I bought a used longboard about a month ago, and I’ve been trying to break it in. I really like the way it paddles and trims in the waves. I have a blast just cruising on it. One thing that surprises me is how easy it is to turn, and I’ve got to credit that to the big-ass single fin. Unfortunately, I’m on my 3rd fin in a month because of a series of accidents and mishaps.
The first fin was a traditionally shaped 9″ fin. I pushed this fin all the way toward the front in the fin box; I found the turn very responsive. But this first fin didn’t last long. I was on the inside after a ride and this huge rogue wave came through and crushed me. I let go of the board and it hit the ocean floor, snapping the fin off. (Actually it ripped the fin box out with it! It was a nightmare.) I was devastated on the beach, but in my sorrow, I decided to take a wave with out a fin, just to see what would happen. I paddled into a wave and it was total mayhem. I was sliding all over the place and when I leaned to set my rail, the board spun around 180 degrees and I fell off. That helped me appreciate what the fin contributes to the ride – it is doing a lot of work back there that I was taking for granted.
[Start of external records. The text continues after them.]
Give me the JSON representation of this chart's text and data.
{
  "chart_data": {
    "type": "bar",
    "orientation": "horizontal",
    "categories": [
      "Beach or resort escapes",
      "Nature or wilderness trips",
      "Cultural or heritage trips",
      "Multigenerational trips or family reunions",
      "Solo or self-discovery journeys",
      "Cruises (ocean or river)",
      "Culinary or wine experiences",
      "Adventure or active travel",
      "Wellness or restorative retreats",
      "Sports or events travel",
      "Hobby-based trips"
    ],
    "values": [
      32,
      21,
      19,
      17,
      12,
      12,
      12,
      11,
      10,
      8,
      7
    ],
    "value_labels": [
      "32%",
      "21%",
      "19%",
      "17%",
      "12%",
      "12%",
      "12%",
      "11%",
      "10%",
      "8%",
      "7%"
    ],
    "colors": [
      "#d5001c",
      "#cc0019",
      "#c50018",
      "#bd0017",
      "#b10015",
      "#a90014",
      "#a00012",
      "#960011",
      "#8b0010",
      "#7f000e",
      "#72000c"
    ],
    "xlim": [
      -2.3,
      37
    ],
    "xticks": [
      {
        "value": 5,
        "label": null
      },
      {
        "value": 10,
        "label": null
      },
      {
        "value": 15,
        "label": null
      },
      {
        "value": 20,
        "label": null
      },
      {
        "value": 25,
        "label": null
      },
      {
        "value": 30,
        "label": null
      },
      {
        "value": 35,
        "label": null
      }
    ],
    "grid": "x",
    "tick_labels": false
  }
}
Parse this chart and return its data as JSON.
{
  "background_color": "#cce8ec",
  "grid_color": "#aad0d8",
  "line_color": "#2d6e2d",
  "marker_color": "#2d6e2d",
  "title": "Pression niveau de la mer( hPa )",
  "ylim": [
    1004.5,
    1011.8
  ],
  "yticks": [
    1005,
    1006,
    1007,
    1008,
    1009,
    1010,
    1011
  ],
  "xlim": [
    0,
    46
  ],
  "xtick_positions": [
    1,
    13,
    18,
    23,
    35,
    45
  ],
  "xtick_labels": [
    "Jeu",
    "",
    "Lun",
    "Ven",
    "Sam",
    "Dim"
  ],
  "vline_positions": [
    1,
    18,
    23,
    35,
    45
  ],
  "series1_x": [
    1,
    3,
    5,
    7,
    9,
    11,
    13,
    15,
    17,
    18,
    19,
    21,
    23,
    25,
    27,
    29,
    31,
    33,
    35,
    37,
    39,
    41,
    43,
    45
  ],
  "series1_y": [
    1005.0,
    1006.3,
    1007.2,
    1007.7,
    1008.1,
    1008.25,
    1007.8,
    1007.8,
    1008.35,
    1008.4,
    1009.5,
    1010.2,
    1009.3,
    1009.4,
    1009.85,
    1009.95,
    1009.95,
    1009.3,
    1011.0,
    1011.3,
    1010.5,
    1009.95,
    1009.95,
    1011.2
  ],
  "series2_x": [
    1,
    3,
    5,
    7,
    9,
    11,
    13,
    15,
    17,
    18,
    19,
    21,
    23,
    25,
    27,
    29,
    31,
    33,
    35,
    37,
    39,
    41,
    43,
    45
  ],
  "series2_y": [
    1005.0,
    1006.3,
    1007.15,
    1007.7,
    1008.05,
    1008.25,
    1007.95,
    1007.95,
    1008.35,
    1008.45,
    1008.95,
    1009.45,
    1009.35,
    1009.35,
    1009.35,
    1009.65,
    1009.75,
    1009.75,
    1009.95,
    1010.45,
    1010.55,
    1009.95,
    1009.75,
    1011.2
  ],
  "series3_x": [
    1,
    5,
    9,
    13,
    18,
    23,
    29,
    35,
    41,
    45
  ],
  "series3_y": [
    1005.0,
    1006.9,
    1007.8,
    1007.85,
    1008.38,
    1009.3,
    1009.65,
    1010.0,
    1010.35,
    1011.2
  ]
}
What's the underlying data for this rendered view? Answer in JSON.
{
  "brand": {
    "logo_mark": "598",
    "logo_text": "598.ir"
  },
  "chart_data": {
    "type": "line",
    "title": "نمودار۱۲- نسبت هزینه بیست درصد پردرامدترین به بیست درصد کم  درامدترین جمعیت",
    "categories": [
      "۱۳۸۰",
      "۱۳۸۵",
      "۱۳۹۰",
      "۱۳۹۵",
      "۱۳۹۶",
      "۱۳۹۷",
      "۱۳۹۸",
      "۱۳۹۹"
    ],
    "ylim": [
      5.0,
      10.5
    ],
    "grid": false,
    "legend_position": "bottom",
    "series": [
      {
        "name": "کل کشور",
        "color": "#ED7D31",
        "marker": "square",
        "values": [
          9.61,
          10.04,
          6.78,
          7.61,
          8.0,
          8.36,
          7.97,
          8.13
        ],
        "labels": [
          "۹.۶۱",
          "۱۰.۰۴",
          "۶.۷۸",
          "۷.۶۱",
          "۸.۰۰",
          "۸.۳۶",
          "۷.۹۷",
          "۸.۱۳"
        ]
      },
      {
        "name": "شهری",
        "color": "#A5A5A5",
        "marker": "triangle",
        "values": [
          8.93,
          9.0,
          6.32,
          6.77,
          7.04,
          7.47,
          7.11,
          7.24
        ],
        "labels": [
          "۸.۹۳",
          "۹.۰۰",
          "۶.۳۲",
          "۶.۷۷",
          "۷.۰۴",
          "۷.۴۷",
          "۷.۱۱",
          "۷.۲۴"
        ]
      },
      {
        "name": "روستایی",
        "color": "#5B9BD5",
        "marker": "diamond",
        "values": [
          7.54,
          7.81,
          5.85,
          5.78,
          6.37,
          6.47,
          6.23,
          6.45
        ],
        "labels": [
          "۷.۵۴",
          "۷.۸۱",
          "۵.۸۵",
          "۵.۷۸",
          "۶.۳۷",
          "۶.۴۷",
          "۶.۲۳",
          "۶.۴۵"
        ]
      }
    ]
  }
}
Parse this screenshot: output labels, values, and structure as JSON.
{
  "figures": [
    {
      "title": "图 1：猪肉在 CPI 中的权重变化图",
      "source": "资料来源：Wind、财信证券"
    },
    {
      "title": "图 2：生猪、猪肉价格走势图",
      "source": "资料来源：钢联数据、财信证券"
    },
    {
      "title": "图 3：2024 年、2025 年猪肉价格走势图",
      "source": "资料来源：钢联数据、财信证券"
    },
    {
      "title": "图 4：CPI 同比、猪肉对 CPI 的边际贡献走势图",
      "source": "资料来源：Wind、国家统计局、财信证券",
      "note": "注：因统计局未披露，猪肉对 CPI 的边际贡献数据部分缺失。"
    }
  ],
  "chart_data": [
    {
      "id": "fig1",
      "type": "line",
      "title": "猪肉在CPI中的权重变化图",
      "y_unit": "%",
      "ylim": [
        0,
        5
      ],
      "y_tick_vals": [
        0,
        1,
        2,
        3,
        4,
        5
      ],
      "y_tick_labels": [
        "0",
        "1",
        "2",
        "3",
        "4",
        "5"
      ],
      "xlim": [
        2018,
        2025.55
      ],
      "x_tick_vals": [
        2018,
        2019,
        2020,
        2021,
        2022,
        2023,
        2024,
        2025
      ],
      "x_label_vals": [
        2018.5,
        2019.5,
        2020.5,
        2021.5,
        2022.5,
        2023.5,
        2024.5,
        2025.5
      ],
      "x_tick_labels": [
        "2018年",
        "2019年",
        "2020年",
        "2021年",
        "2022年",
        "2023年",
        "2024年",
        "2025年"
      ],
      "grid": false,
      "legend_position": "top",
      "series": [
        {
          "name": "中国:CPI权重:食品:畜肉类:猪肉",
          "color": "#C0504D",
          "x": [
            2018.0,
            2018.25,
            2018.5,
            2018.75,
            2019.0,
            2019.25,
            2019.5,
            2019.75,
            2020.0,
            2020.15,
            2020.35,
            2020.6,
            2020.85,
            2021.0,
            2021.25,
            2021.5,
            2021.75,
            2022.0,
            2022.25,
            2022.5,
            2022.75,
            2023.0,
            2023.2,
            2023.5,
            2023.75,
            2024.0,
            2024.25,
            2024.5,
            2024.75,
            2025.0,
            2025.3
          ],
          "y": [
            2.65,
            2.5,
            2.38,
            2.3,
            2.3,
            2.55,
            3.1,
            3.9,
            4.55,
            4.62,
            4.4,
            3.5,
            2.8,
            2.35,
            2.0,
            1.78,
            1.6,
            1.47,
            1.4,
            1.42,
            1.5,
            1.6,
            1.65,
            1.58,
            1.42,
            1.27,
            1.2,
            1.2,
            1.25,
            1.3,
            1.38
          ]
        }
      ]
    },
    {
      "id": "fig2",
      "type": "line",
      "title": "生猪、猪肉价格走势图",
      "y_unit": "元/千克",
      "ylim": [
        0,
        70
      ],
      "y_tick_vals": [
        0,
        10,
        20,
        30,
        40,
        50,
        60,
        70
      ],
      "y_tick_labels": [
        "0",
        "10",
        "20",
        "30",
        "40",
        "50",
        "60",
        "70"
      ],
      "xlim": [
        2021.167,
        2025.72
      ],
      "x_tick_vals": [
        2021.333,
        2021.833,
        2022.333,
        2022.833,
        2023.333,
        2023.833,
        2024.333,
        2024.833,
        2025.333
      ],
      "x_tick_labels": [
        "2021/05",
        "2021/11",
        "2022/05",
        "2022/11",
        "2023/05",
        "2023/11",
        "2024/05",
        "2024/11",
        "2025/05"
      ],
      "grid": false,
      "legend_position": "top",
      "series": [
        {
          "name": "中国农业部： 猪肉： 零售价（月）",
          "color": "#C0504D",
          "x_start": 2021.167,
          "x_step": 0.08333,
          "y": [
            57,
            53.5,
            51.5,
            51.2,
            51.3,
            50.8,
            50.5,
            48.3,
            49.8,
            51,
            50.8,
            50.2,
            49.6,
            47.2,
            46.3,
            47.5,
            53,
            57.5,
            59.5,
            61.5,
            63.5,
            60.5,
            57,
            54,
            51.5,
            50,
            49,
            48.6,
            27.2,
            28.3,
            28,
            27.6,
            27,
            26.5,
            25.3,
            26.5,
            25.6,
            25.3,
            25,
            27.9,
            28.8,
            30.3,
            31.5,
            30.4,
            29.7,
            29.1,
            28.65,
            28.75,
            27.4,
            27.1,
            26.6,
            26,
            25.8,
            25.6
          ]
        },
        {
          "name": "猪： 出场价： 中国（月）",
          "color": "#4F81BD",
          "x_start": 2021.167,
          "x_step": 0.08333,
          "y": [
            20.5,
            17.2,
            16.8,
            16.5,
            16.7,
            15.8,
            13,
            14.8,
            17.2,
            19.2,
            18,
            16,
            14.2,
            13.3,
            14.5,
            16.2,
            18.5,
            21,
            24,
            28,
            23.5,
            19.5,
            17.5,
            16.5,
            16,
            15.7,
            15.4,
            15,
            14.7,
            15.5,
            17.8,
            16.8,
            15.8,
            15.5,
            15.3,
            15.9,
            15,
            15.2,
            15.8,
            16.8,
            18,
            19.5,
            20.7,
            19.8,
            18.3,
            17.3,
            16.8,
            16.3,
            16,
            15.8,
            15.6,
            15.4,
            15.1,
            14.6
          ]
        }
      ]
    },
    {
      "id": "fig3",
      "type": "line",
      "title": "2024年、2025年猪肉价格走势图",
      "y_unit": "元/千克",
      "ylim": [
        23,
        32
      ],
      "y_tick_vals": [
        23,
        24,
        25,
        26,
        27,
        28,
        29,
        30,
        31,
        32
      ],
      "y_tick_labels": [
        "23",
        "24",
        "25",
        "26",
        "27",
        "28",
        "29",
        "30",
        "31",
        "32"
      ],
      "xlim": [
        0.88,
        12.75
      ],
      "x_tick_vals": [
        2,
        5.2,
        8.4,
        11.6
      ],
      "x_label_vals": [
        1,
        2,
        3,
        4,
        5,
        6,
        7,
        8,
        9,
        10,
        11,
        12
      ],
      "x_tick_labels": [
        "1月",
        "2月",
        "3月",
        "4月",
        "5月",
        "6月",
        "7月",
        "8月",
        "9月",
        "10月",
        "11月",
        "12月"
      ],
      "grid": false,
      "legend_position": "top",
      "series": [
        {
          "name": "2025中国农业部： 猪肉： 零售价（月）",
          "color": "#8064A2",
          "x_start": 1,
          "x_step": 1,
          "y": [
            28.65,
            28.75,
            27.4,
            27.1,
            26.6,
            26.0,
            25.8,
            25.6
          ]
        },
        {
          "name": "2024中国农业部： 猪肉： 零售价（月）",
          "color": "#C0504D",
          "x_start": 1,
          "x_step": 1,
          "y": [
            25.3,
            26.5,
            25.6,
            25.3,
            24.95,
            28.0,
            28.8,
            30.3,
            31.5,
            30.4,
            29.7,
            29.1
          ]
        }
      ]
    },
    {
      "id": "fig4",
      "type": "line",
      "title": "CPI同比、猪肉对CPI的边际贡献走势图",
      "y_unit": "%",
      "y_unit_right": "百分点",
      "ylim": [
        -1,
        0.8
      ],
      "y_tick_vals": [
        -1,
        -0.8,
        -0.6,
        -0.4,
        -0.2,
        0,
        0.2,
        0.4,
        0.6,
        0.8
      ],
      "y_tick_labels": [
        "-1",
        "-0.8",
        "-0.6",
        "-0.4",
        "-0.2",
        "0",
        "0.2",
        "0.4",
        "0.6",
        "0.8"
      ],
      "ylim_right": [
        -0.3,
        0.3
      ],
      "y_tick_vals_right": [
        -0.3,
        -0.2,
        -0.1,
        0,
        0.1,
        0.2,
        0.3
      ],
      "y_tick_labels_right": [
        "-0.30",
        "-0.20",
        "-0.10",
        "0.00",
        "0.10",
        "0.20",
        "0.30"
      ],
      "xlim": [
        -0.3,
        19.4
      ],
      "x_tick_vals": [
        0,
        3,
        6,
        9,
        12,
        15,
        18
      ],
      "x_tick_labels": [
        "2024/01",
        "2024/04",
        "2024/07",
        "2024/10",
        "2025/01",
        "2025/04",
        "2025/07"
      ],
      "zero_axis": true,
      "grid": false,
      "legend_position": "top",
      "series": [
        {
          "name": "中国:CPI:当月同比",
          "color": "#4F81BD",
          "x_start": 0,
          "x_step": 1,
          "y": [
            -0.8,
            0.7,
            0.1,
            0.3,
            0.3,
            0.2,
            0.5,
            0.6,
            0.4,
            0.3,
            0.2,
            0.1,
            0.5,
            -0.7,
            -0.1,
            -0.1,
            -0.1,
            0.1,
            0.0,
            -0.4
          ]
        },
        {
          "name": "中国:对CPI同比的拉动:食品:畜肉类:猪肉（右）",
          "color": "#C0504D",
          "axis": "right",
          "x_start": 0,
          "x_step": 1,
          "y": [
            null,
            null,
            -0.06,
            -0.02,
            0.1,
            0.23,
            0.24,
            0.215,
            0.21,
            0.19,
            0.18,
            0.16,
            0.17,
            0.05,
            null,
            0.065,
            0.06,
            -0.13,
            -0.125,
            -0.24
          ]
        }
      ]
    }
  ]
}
Next I put in a high performance Harbour fin. It has a funny sickle shape which allows it to have a lot of flex. This fin helped my board to have an even more responsive turn. I really feel like this fin made my board as easy to turn as my shortest board. So now I had the awesome paddling and cruising power of the longboard combined with the sweet fast turning quickness of a shortboard. Alas, this fin also broke when I let one of my bros take a ride on it and he lost it into the rocks at Sunset Blvd. The cool thing was that the fin snapped right in the thin area of the sickle shape, and I was able to ride the board for the rest of the sesh with half a fin. Even with half a Harbour fin I was still getting pretty decent rides out of my board, so kudos to the engineering team that designed this fin.
Now I have installed a True Ames Slick Fin. I went to Mollusk surf shop in Venice and Chad Marshall recommended I give this fin a try. I told him I wanted to turn my longboard into a noseriding machine. He said the True Ames Slick Fin is the way to go. He definitely knows what he’s talking about, so I’ll take his word for it. I’ll report back once I’ve tested it out.